Photo taken by Mike Eastman
In early April, the Colorado Secretary of State received a ballot proposal – Initiative 79, that would require the State to reintroduce wolves to western Colorado by the end of 2023. The initiative needs 200,000 signatures in order to be placed on the ballot. That should not be difficult.
According to the Rocky Mountain Elk Foundation (RMEF), “extreme environmentalist groups behind I-79 foresee a [wolf] population of at least 1,000 and are firmly against hunting and trapping.”
As usual, the push is coming from outside the state. The Sierra Club, Ted Turner Foundation and others are supportive of this, and Montana senator Mike Phillips, a director of the Turner Endangered Species Fund is advising the two Colorado partner groups behind the initiative, The Rocky Mountain Wolf Project and the Rocky Mountain Wolf Action Fund. The latter group is funded by the San Francisco-based Tides Center.
Colorado Parks and Wildlife (CPW) came out with a statement in 2016 opposing any intentional introduction of gray wolves to Colorado based on “potential conflict with the State’s livestock industry and current big game management efforts” and citing the conclusions of the Colorado Wolf Management Working Group’s study published in December 2004 in which the group said that natural migration into Colorado was likely to occur.
The wolf does not need any help in spreading. According to 2018 USFWS estimates of wolf populations the northern Great Lakes and the northern Rockies already have well-established populations of nearly 3,765 and 1,782 with populations now in Idaho, Montana, Oregon, Washington and Wyoming.
Given that, the U.S. Fish & Wildlife Service is in the public comment period until May 14 on its proposal to delist the gray wolf across the United States. You can submit comments on that here. Then click on the Comment Now blue button on the right side.

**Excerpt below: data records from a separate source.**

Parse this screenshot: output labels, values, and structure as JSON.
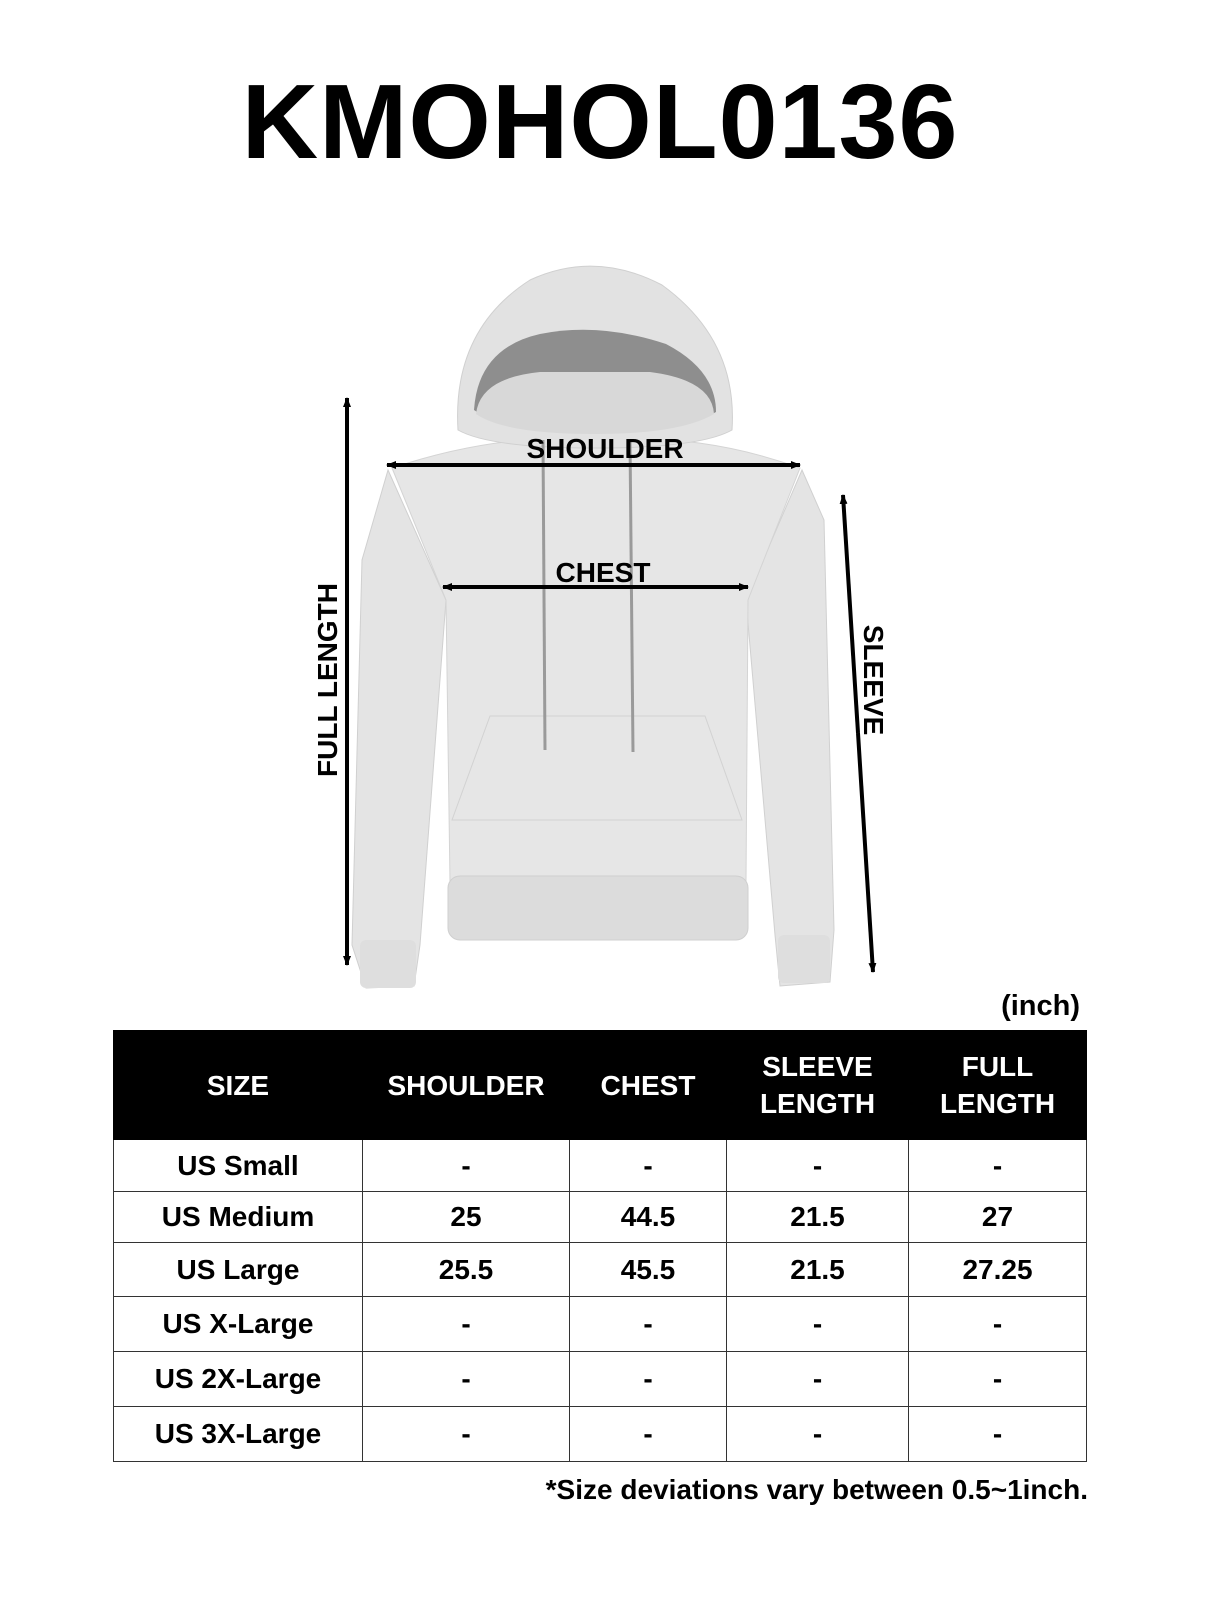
{
  "title": "KMOHOL0136",
  "diagram": {
    "labels": {
      "shoulder": "SHOULDER",
      "chest": "CHEST",
      "full_length": "FULL LENGTH",
      "sleeve": "SLEEVE"
    },
    "garment_color": "#e6e6e6"
  },
  "unit": "(inch)",
  "table": {
    "headers": [
      [
        "SIZE"
      ],
      [
        "SHOULDER"
      ],
      [
        "CHEST"
      ],
      [
        "SLEEVE",
        "LENGTH"
      ],
      [
        "FULL",
        "LENGTH"
      ]
    ],
    "rows": [
      [
        "US Small",
        "-",
        "-",
        "-",
        "-"
      ],
      [
        "US Medium",
        "25",
        "44.5",
        "21.5",
        "27"
      ],
      [
        "US Large",
        "25.5",
        "45.5",
        "21.5",
        "27.25"
      ],
      [
        "US X-Large",
        "-",
        "-",
        "-",
        "-"
      ],
      [
        "US 2X-Large",
        "-",
        "-",
        "-",
        "-"
      ],
      [
        "US 3X-Large",
        "-",
        "-",
        "-",
        "-"
      ]
    ]
  },
  "note": "*Size deviations vary between 0.5~1inch."
}
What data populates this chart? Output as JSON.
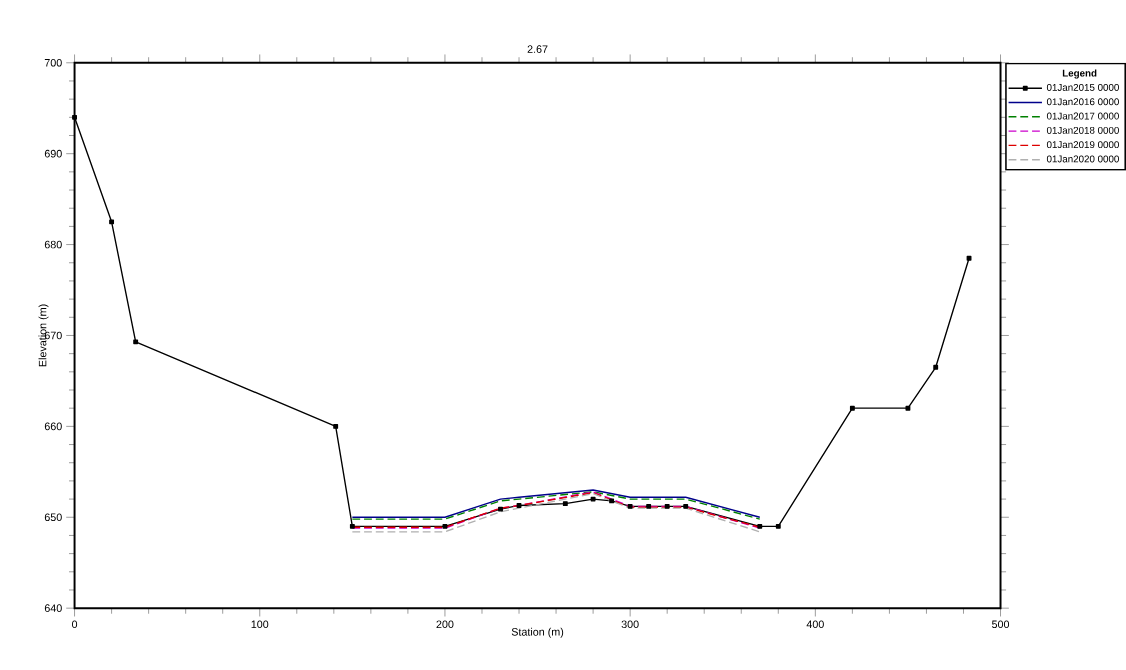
{
  "chart_data": {
    "type": "line",
    "title": "2.67",
    "xlabel": "Station (m)",
    "ylabel": "Elevation (m)",
    "legend_title": "Legend",
    "xlim": [
      0,
      500
    ],
    "ylim": [
      640,
      700
    ],
    "xticks": [
      0,
      100,
      200,
      300,
      400,
      500
    ],
    "yticks": [
      640,
      650,
      660,
      670,
      680,
      690,
      700
    ],
    "grid": false,
    "legend": "top right",
    "series": [
      {
        "name": "01Jan2015 0000",
        "color": "#000000",
        "line_style": "solid",
        "marker": "square",
        "x": [
          0,
          20,
          33,
          141,
          150,
          200,
          230,
          240,
          265,
          280,
          290,
          300,
          310,
          320,
          330,
          370,
          380,
          420,
          450,
          465,
          483
        ],
        "values": [
          694,
          682.5,
          669.3,
          660,
          649,
          649,
          650.9,
          651.3,
          651.5,
          652,
          651.8,
          651.2,
          651.2,
          651.2,
          651.2,
          649,
          649,
          662,
          662,
          666.5,
          678.5
        ]
      },
      {
        "name": "01Jan2016 0000",
        "color": "#00008b",
        "line_style": "solid",
        "marker": "none",
        "x": [
          150,
          200,
          230,
          240,
          280,
          300,
          330,
          370
        ],
        "values": [
          650,
          650,
          652,
          652.2,
          653,
          652.2,
          652.2,
          650
        ]
      },
      {
        "name": "01Jan2017 0000",
        "color": "#008000",
        "line_style": "dashed",
        "marker": "none",
        "x": [
          150,
          200,
          230,
          240,
          280,
          300,
          330,
          370
        ],
        "values": [
          649.8,
          649.8,
          651.8,
          652,
          652.8,
          652,
          652,
          649.8
        ]
      },
      {
        "name": "01Jan2018 0000",
        "color": "#cc00cc",
        "line_style": "dashed",
        "marker": "none",
        "x": [
          150,
          200,
          230,
          240,
          280,
          300,
          330,
          370
        ],
        "values": [
          648.8,
          648.8,
          651,
          651.3,
          652.8,
          651.2,
          651.2,
          648.8
        ]
      },
      {
        "name": "01Jan2019 0000",
        "color": "#dd0000",
        "line_style": "dashed",
        "marker": "none",
        "x": [
          150,
          200,
          230,
          240,
          280,
          300,
          330,
          370
        ],
        "values": [
          648.9,
          648.9,
          651,
          651.3,
          652.7,
          651.1,
          651.1,
          648.9
        ]
      },
      {
        "name": "01Jan2020 0000",
        "color": "#b0b0b0",
        "line_style": "dashed",
        "marker": "none",
        "x": [
          150,
          200,
          230,
          280,
          300,
          330,
          370
        ],
        "values": [
          648.4,
          648.4,
          650.6,
          652.6,
          651,
          651,
          648.4
        ]
      }
    ]
  }
}
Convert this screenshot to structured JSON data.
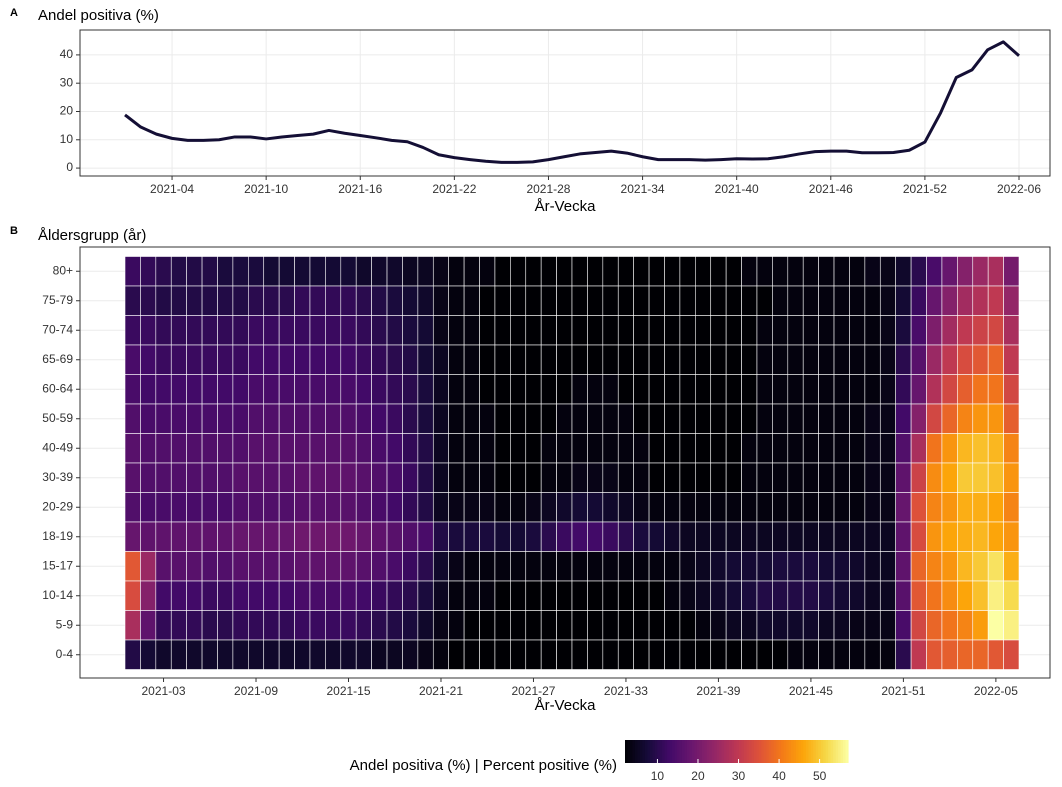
{
  "chart_data": [
    {
      "type": "line",
      "tag": "A",
      "title": "Andel positiva (%)",
      "xlabel": "År-Vecka",
      "color": "#140f35",
      "grid": true,
      "categories": [
        null,
        null,
        null,
        "2021-04",
        null,
        null,
        null,
        null,
        null,
        "2021-10",
        null,
        null,
        null,
        null,
        null,
        "2021-16",
        null,
        null,
        null,
        null,
        null,
        "2021-22",
        null,
        null,
        null,
        null,
        null,
        "2021-28",
        null,
        null,
        null,
        null,
        null,
        "2021-34",
        null,
        null,
        null,
        null,
        null,
        "2021-40",
        null,
        null,
        null,
        null,
        null,
        "2021-46",
        null,
        null,
        null,
        null,
        null,
        "2021-52",
        null,
        null,
        null,
        null,
        null,
        "2022-06"
      ],
      "values": [
        18.8,
        14.5,
        12,
        10.5,
        9.8,
        9.8,
        10,
        11,
        11,
        10.3,
        11,
        11.5,
        12,
        13.3,
        12.3,
        11.5,
        10.7,
        9.8,
        9.3,
        7.3,
        4.7,
        3.7,
        3,
        2.4,
        2,
        2,
        2.2,
        3,
        4,
        5,
        5.5,
        6,
        5.3,
        4,
        3,
        3,
        3,
        2.8,
        3,
        3.3,
        3.2,
        3.3,
        4,
        5,
        5.8,
        6,
        6,
        5.4,
        5.4,
        5.5,
        6.3,
        9.2,
        19.5,
        32,
        34.7,
        41.8,
        44.6,
        39.7
      ],
      "ylim": [
        -2.8,
        48.8
      ],
      "yticks": [
        0,
        10,
        20,
        30,
        40
      ]
    },
    {
      "type": "heatmap",
      "tag": "B",
      "title": "Åldersgrupp (år)",
      "xlabel": "År-Vecka",
      "colormap": "inferno",
      "colorbar_title": "Andel positiva (%)  |  Percent positive (%)",
      "clim": [
        2,
        57
      ],
      "cticks": [
        10,
        20,
        30,
        40,
        50
      ],
      "categories": [
        null,
        null,
        "2021-03",
        null,
        null,
        null,
        null,
        null,
        "2021-09",
        null,
        null,
        null,
        null,
        null,
        "2021-15",
        null,
        null,
        null,
        null,
        null,
        "2021-21",
        null,
        null,
        null,
        null,
        null,
        "2021-27",
        null,
        null,
        null,
        null,
        null,
        "2021-33",
        null,
        null,
        null,
        null,
        null,
        "2021-39",
        null,
        null,
        null,
        null,
        null,
        "2021-45",
        null,
        null,
        null,
        null,
        null,
        "2021-51",
        null,
        null,
        null,
        null,
        null,
        "2022-05",
        null
      ],
      "y": [
        "80+",
        "75-79",
        "70-74",
        "65-69",
        "60-64",
        "50-59",
        "40-49",
        "30-39",
        "20-29",
        "18-19",
        "15-17",
        "10-14",
        "5-9",
        "0-4"
      ],
      "values": [
        [
          12,
          11,
          10,
          9,
          9,
          9,
          8,
          8,
          8,
          7,
          7,
          7,
          7,
          7,
          7,
          6,
          6,
          6,
          5,
          5,
          4,
          3,
          3,
          3,
          2,
          2,
          2,
          2,
          2,
          2,
          2,
          2,
          2,
          2,
          2,
          2,
          2,
          2,
          2,
          2,
          3,
          3,
          3,
          3,
          3,
          3,
          3,
          3,
          4,
          4,
          6,
          10,
          14,
          18,
          22,
          25,
          27,
          20
        ],
        [
          10,
          10,
          9,
          9,
          9,
          9,
          9,
          9,
          10,
          10,
          10,
          11,
          11,
          11,
          11,
          10,
          9,
          8,
          7,
          6,
          4,
          3,
          3,
          2,
          2,
          2,
          2,
          2,
          2,
          2,
          2,
          2,
          2,
          2,
          2,
          2,
          2,
          2,
          2,
          2,
          2,
          2,
          3,
          3,
          3,
          3,
          3,
          3,
          3,
          4,
          7,
          12,
          18,
          22,
          26,
          28,
          30,
          24
        ],
        [
          12,
          12,
          11,
          11,
          11,
          11,
          11,
          11,
          12,
          12,
          12,
          12,
          12,
          12,
          12,
          11,
          10,
          9,
          8,
          7,
          4,
          3,
          3,
          2,
          2,
          2,
          2,
          2,
          2,
          2,
          2,
          2,
          2,
          2,
          2,
          2,
          2,
          2,
          2,
          2,
          2,
          3,
          3,
          3,
          3,
          3,
          3,
          3,
          3,
          4,
          8,
          14,
          21,
          26,
          30,
          32,
          33,
          27
        ],
        [
          14,
          13,
          12,
          12,
          12,
          12,
          12,
          12,
          13,
          13,
          13,
          13,
          13,
          13,
          13,
          12,
          11,
          10,
          9,
          7,
          5,
          3,
          3,
          2,
          2,
          2,
          2,
          2,
          2,
          2,
          2,
          2,
          2,
          2,
          2,
          2,
          2,
          2,
          2,
          2,
          2,
          3,
          3,
          3,
          3,
          3,
          3,
          3,
          3,
          4,
          10,
          16,
          25,
          30,
          34,
          36,
          38,
          30
        ],
        [
          14,
          13,
          13,
          13,
          13,
          13,
          13,
          13,
          14,
          14,
          14,
          14,
          14,
          14,
          14,
          13,
          12,
          11,
          10,
          8,
          5,
          3,
          3,
          2,
          2,
          2,
          2,
          2,
          2,
          3,
          3,
          3,
          2,
          2,
          2,
          2,
          2,
          2,
          2,
          2,
          2,
          3,
          3,
          3,
          3,
          3,
          3,
          3,
          3,
          4,
          11,
          18,
          28,
          33,
          37,
          40,
          40,
          33
        ],
        [
          15,
          14,
          14,
          14,
          14,
          14,
          14,
          14,
          15,
          15,
          15,
          15,
          15,
          15,
          15,
          14,
          13,
          12,
          10,
          8,
          5,
          3,
          3,
          3,
          2,
          2,
          2,
          2,
          3,
          3,
          3,
          3,
          3,
          2,
          2,
          2,
          2,
          2,
          2,
          2,
          2,
          3,
          3,
          3,
          3,
          3,
          3,
          3,
          4,
          4,
          13,
          22,
          33,
          38,
          42,
          44,
          44,
          37
        ],
        [
          16,
          15,
          15,
          15,
          15,
          15,
          15,
          15,
          16,
          16,
          16,
          16,
          16,
          16,
          16,
          15,
          14,
          13,
          11,
          9,
          5,
          3,
          3,
          3,
          2,
          2,
          2,
          3,
          3,
          3,
          3,
          3,
          3,
          3,
          2,
          2,
          2,
          2,
          2,
          2,
          3,
          3,
          3,
          3,
          3,
          3,
          3,
          3,
          4,
          4,
          15,
          27,
          40,
          44,
          48,
          49,
          48,
          42
        ],
        [
          16,
          15,
          15,
          15,
          15,
          15,
          15,
          16,
          16,
          16,
          16,
          17,
          17,
          17,
          17,
          16,
          15,
          14,
          12,
          9,
          5,
          3,
          3,
          3,
          2,
          2,
          2,
          3,
          3,
          4,
          4,
          4,
          3,
          3,
          2,
          2,
          2,
          2,
          2,
          2,
          3,
          3,
          3,
          3,
          3,
          3,
          3,
          3,
          4,
          4,
          17,
          32,
          43,
          46,
          50,
          50,
          49,
          44
        ],
        [
          15,
          14,
          14,
          14,
          14,
          14,
          14,
          15,
          15,
          15,
          15,
          16,
          16,
          16,
          16,
          15,
          14,
          13,
          11,
          9,
          5,
          4,
          4,
          4,
          3,
          3,
          4,
          5,
          6,
          7,
          7,
          6,
          5,
          4,
          3,
          3,
          3,
          3,
          3,
          3,
          3,
          3,
          3,
          3,
          3,
          3,
          3,
          3,
          4,
          4,
          18,
          35,
          42,
          44,
          47,
          47,
          46,
          42
        ],
        [
          18,
          17,
          17,
          17,
          17,
          17,
          17,
          18,
          18,
          18,
          18,
          19,
          19,
          19,
          19,
          18,
          17,
          16,
          15,
          14,
          9,
          8,
          8,
          8,
          7,
          7,
          8,
          10,
          12,
          13,
          13,
          12,
          10,
          8,
          7,
          6,
          5,
          5,
          5,
          5,
          5,
          5,
          5,
          5,
          5,
          5,
          5,
          5,
          5,
          5,
          17,
          34,
          44,
          46,
          47,
          48,
          46,
          44
        ],
        [
          36,
          25,
          16,
          16,
          16,
          15,
          15,
          16,
          16,
          16,
          16,
          17,
          17,
          17,
          17,
          16,
          15,
          14,
          12,
          10,
          6,
          4,
          3,
          3,
          3,
          3,
          3,
          3,
          3,
          3,
          3,
          3,
          3,
          3,
          3,
          3,
          4,
          5,
          6,
          7,
          7,
          7,
          8,
          8,
          8,
          7,
          7,
          6,
          5,
          5,
          17,
          38,
          42,
          44,
          48,
          50,
          53,
          47
        ],
        [
          34,
          22,
          13,
          13,
          13,
          12,
          12,
          13,
          13,
          13,
          13,
          14,
          14,
          14,
          14,
          13,
          12,
          11,
          10,
          8,
          5,
          3,
          3,
          3,
          2,
          2,
          2,
          2,
          2,
          2,
          2,
          2,
          2,
          2,
          2,
          3,
          4,
          5,
          6,
          7,
          8,
          9,
          9,
          9,
          9,
          8,
          7,
          6,
          5,
          5,
          16,
          36,
          40,
          43,
          46,
          49,
          55,
          52
        ],
        [
          27,
          17,
          11,
          11,
          11,
          10,
          10,
          11,
          11,
          11,
          11,
          12,
          12,
          12,
          12,
          11,
          10,
          9,
          8,
          6,
          4,
          3,
          2,
          2,
          2,
          2,
          2,
          2,
          2,
          2,
          2,
          2,
          2,
          2,
          2,
          2,
          2,
          3,
          4,
          5,
          5,
          6,
          6,
          6,
          6,
          5,
          5,
          4,
          4,
          4,
          14,
          33,
          38,
          40,
          42,
          45,
          57,
          55
        ],
        [
          9,
          7,
          6,
          6,
          6,
          6,
          6,
          6,
          6,
          6,
          6,
          6,
          6,
          6,
          6,
          6,
          5,
          5,
          5,
          4,
          3,
          2,
          2,
          2,
          2,
          2,
          2,
          2,
          2,
          2,
          2,
          2,
          2,
          2,
          2,
          2,
          2,
          2,
          2,
          2,
          2,
          2,
          2,
          3,
          3,
          3,
          3,
          3,
          3,
          3,
          10,
          30,
          36,
          37,
          38,
          38,
          36,
          34
        ]
      ]
    }
  ]
}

The war is on in Colorado. The issue will no doubt be on the ballot before long, funded by groups outside the state trying to force Colorado to do what the wildlife agency in charge of studying and managing the state’s wildlife has opposed. The flow of money into the state will build to fund an enormous media campaign aimed at the Front Range population centers in which new Coloradans from California and elsewhere will be encouraged to force the State to bring West Coast politics to bear on wildlife management. If you think this works well, I encourage you to talk to people in Oregon, both hunters and those in wildlife management.